Per le Mercedes il 2019 ha sancito l’anno del sesto titolo costruttori consecutivo, facendo capire di essere anni luce avanti alla concorrenza.

In Italia lo sport più seguito è da sempre il calcio. Negli ultimi anni quante volte abbiamo sentito la frase ”che noia, vince sempre la Juventus”. Bene, questa credenza è ormai ben evidente anche in Formula 1, visto che dal 2014 in avanti si è assistito ad un dominio della Mercedes, senza se e senza ma. Lo so, molti diranno che il circus iridato è stato da sempre contraddistinto da epoche in cui a trionfare è stata spesso e volentieri una singola squadra, ma nessuno ha mai eguagliato il livello delle frecce d’argento di oggi.

Partendo dall’epopea della Ferrari e di Michael Schumacher tra 2000 e 2004, si scorge come quel periodo sia comunque lontano dall’era ibrida contraddistinta da mondiali a gogo portati a casa dal team di Brackley. Per quanto riguarda le stagioni 2000 e 2003, il Kaiser di Kerpen si è dovuto sudare sino all’ultimo la vittoria del titolo, regalando lotte bellissime con McLaren e Williams. Lo stesso discorso può essere fatto per la Red Bull di Sebastian Vettel. Se nel 2011 e nel 2013 il mondiale è arrivato con largo anticipo, nel 2010 e nel 2012 il tutto si è deciso all’ultima gara, con Fernando Alonso e la Ferrari che sono arrivati ad un passo dalla gloria nonostante una monoposto inferiore alla creatura di Adrian Newey.

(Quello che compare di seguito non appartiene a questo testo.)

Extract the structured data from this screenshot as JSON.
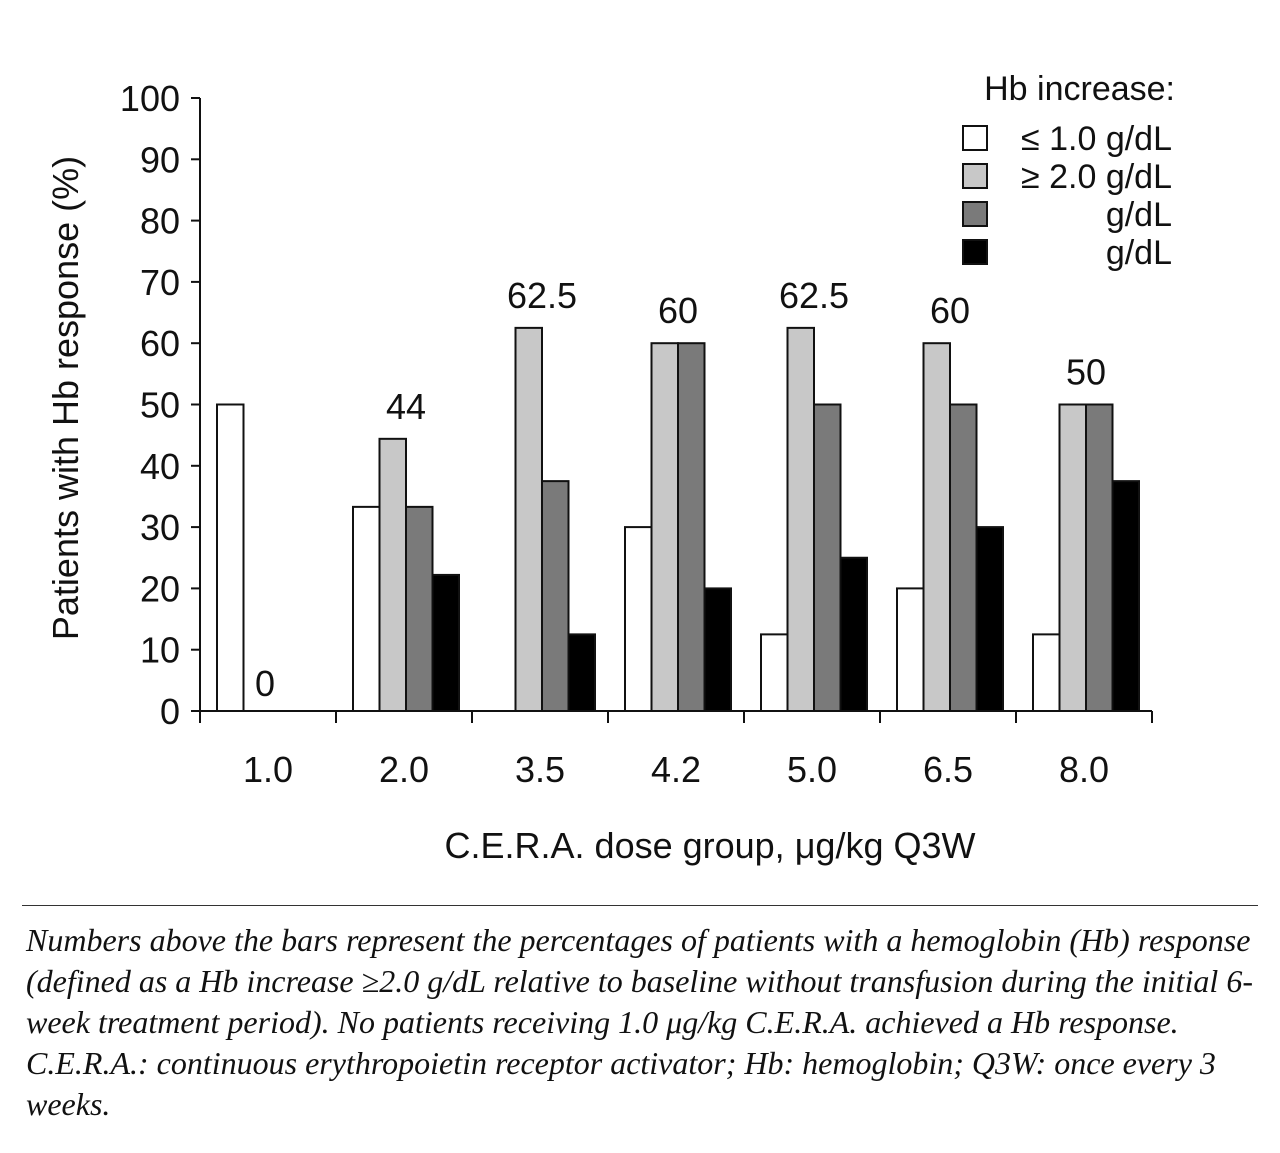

Al giorno d’oggi, tutto ciò è diventato impossibile. Nell’ultimo biennio, il Cavallino è stata una rivale valida ma solo sino a poco più di metà stagione, momento in cui Lewis Hamilton e la Mercedes hanno nettamente cambiato passo chiudendo i conti con largo anticipo. Poco da dire sul 2019, quando la lotta per il titolo era praticamente già chiusa dal Gran Premio di Cina, terzo appuntamento che si è corso il 14 di aprile. Quanto sta accadendo attualmente in Formula 1 porta a riflettere molto, perchè l’interesse sta man mano scendendo nonostante le ultime gare siano comunque state combattute e spettacolari.

I grandi costruttori come Porsche, Audi, BMW e così proseguendo preferiscono non investire nella massima serie, vedendo che le regole attuali impediscono di chiudere il gap dai primi in tempi non biblici. Basti pensare alle figuracce che sta facendo la Renault, che dal 2015 arranca. O anche dalla fatica fatta sin qui da Honda, che solo grazie all’ottimo telaio della Red Bull è finalmente riuscita ad ottenere le prime due vittorie quest’anno con Max Verstappen in Austria ed in Germania.

In chiave 2020 è ancora la Mercedes la grande favorita. La Ferrari è cresciuta notevolmente, ma le lotte interne tra Vettel e Charles Leclerc non promettono benissimo per il futuro. Il Gran Premio del Giappone dominato da Valtteri Bottas ha dimostrato che nonostante una macchina competitiva alla rossa manchi ancora un bel pò a livello di gestione per raggiungere la Mercedes. Tutta la differenza la sta facendo una squadra fortissima, amalgamata ed ormai sicura della propria superiorità. Non ci sarà da stupirsi se nel 2020 a Melbourne vedremo le vetture anglo-tedesche continuare il proprio dominio, perchè la sensazione è che Toto Wolff ed i suoi uomini stiano già lavorando da tempo al nuovo progetto mentre gli altri ancora investono su quello attuale. Tempi duri per gli appassionati e gli avversari.